Marandahalli is a small village which lies along the Bangalore–Tirupati national highway, in Kolar district near Mulbagal. Marandahalli is a small village with approximately 500 houses, a government school, a temple of Grama Devate Gangamma and a temple of Sri Anjaneya Swamy.

Sri Anjaneya Swamy Temple
Sri Anjaneya Swamy Temple in the village traces its history back 400 years. When Mughals attacked Vijayanagar empire ruled by Sri Krishnadevaraya, people sought safer destinations; the Raja of Punganur provided shelter at present-day Marandahalli. 

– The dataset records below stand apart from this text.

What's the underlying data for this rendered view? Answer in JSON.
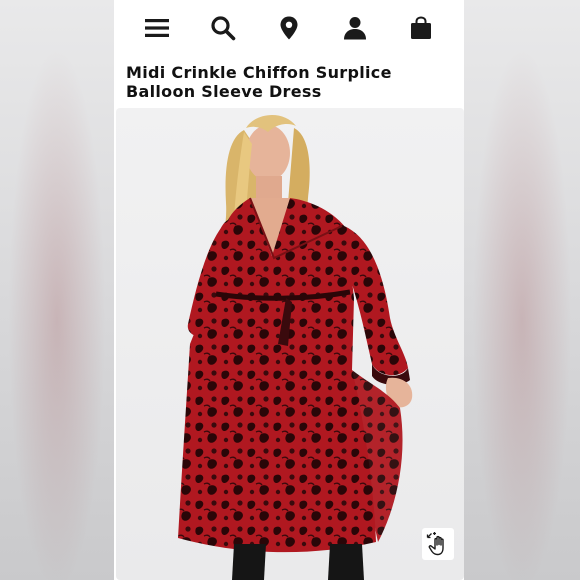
{
  "header": {
    "icons": [
      "menu-icon",
      "search-icon",
      "location-pin-icon",
      "account-icon",
      "shopping-bag-icon"
    ]
  },
  "product": {
    "title_line1": "Midi Crinkle Chiffon Surplice",
    "title_line2": "Balloon Sleeve Dress"
  },
  "image": {
    "zoom_icon": "zoom-hand-icon"
  },
  "colors": {
    "dress_red": "#b01820",
    "dress_dark": "#3a0a0d",
    "icon_dark": "#1a1a1a"
  }
}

The temple was constructed by Brahmin scholars with the Idols of 'Sri Anjaneya Swamy, Sri Varadarajaru with Sridevi and Bhoodevi'. From then the temple has been renovated twice, the second time in 2000.

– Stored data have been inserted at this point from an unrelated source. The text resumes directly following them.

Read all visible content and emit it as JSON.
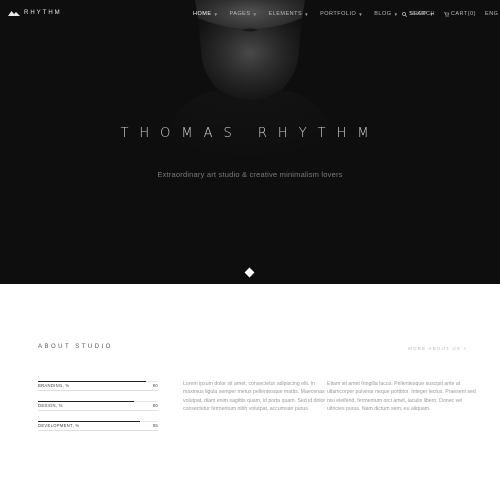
{
  "brand": {
    "name": "RHYTHM"
  },
  "nav": {
    "items": [
      {
        "label": "HOME",
        "active": true
      },
      {
        "label": "PAGES",
        "active": false
      },
      {
        "label": "ELEMENTS",
        "active": false
      },
      {
        "label": "PORTFOLIO",
        "active": false
      },
      {
        "label": "BLOG",
        "active": false
      },
      {
        "label": "SHOP",
        "active": false
      }
    ],
    "search": "SEARCH",
    "cart": "CART(0)",
    "language": "ENG"
  },
  "hero": {
    "title": "THOMAS RHYTHM",
    "subtitle": "Extraordinary art studio & creative minimalism lovers"
  },
  "about": {
    "title": "ABOUT STUDIO",
    "more_link": "MORE ABOUT US >",
    "skills": [
      {
        "label": "BRANDING, %",
        "value": "90",
        "fraction": 0.9
      },
      {
        "label": "DESIGN, %",
        "value": "80",
        "fraction": 0.8
      },
      {
        "label": "DEVELOPMENT, %",
        "value": "85",
        "fraction": 0.85
      }
    ],
    "paragraph_1": "Lorem ipsum dolor sit amet, consectetur adipiscing elit. In maximus ligula semper metus pellentesque mattis. Maecenas volutpat, diam enim sagittis quam, id porta quam. Sed id dolor consectetur fermentum nibh volutpat, accumsan purus.",
    "paragraph_2": "Etiam sit amet fringilla lacus. Pellentesque suscipit ante at ullamcorper pulvinar neque porttitor. Integer lectus. Praesent sed nisi eleifend, fermentum orci amet, iaculis libero. Donec vel ultricies purus. Nam dictum sem, eu aliquam."
  },
  "colors": {
    "hero_bg": "#0e0e0e",
    "accent": "#ffffff"
  }
}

Along with the existing idols, Lord Shiva, Parvati and Ganapati idols were also installed at the time of renovation.

Festivals
Anajaneya swamy temple carries devotional festivals throughout the year.
 Madhwa Navami
 SriRama Navami
 Maha Shivaratri
 Varshikotsava (Kalyanatosava, Rathotsava and Shayanotsava)
 Vijaya Dashami
 Dhatri Hawana
 Hanuma Jayanti

Transportantion
From Bangalore both government and private buses. 
From Mulabagilu, government busses and private cars.